President Obama personally helped lead a briefing for congressional leaders on Syria this morning, and apparently persuaded Congress' top Republican lawmaker. Speaking to reporters just outside the White House this morning, House Speaker John Boehner (R-Ohio) said:

"The use of chemical weapons is a barbarous act. It's pretty clear to me that the United Nations is unable to take action, NATO not likely to take action. The United States for our entire history has stood up for democracy and freedom for people around the world."The use of these weapons has to be responded to and only the United States has the capability and the capacity to stop Assad and to warn others around the world that this type of behavior is not to be tolerated. [...]"I am going to support the president's call for action. I believe my colleagues should support this call for action."

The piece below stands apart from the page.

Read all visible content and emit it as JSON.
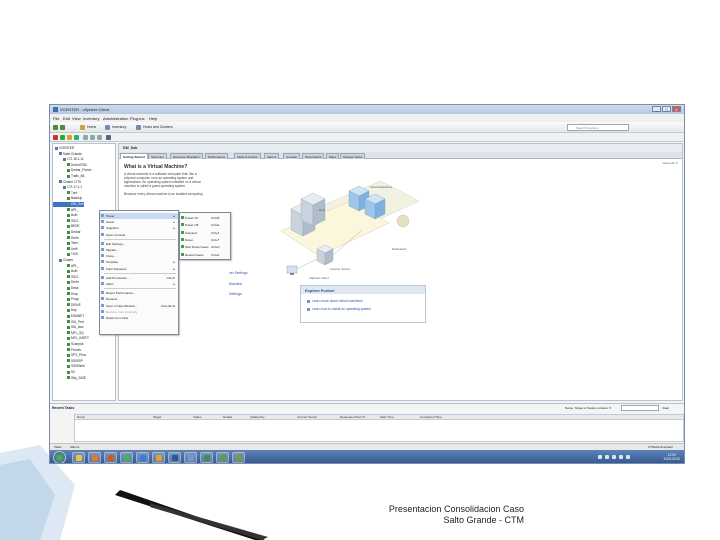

Around the same time, House Majority Leader Eric Cantor (R-Va.) issued a written statement saying he too intends to "vote to provide the President of the United States the option to use military force in Syria."

Does this change the political calculus on Capitol Hill? Probably a little -- but only a little.


We talked this morning about congressional Republicans' reluctance to support the White House's call, largely because the call is coming from a president they hold in contempt. As Byron York put it, "In the end, many will carefully consider all the evidence and then vote their instincts. And that will mean a vote against Barack Obama."

And so long as it was simply a binary dynamic -- voting for or against the president's appeal to use force -- this decision was arguably easier for GOP lawmakers. A defeat for the resolution would undermine Obama's international credibility, but for congressional Republicans, that's a plus, not a minus.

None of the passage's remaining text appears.